Bonnes gens ! Laissez passer ! »
    Quelques minutes avant que je partisse avec cette escorte je
me souviens que mon père reçut un message du Louvre et aussitôt, le cœur
joyeux, apprit à ceux qui se trouvaient là, que la princesse florentine, Marie
de Médicis, petite-nièce de Charles Quint, venait de débarquer en France à
Marseille pour marier notre bon roi Henri.

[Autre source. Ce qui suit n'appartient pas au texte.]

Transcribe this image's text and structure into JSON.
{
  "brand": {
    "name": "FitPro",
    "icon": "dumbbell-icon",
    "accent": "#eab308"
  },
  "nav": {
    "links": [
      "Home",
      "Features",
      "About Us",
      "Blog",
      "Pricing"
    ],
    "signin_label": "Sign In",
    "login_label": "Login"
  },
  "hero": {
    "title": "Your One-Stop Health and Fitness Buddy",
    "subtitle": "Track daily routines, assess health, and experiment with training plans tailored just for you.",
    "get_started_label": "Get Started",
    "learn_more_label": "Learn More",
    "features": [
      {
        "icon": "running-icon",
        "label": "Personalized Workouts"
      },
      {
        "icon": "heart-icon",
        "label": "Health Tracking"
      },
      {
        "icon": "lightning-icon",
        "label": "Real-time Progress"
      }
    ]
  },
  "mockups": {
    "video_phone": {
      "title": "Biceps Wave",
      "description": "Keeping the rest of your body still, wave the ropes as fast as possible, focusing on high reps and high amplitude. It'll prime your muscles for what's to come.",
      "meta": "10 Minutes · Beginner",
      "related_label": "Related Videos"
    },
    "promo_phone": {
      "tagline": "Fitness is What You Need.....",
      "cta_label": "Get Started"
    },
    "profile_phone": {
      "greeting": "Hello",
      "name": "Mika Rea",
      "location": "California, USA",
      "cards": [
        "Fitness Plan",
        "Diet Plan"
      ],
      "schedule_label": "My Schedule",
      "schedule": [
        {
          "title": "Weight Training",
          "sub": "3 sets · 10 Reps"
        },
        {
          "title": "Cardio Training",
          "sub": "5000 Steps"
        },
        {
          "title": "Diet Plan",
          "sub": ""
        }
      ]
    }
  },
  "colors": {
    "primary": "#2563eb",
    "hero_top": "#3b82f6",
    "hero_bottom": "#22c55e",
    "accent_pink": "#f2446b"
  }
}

    — Que Dieu et la Bonne Vierge le bénissent ! dit
Mariette.
    — Que Dieu le bénisse ! dit mon père, sans mentionner
Marie.
    Nos deux soldats, Pissebœuf et Poussevent, n’étaient point
Auvergnats, mais Gascons et sur le chemin du marché se trantolaient derrière
nous avec une nonchalance terrible, jetant de droite et de gauche des regards
aiguisés. Ils escortaient Mariette pour donner, certes, du poids à ses
querelles avec les marchands, mais par-dessus tout, pour la protéger, elle, ses
monnaies, ses viandes et ses habits, des tire-laine et des coupe-bourses qui
rôdaient comme loups autour des étals et vous détachaient votre manteau du cou
en un battement de cil, ou vous volaient un gigot jusque dans votre panier.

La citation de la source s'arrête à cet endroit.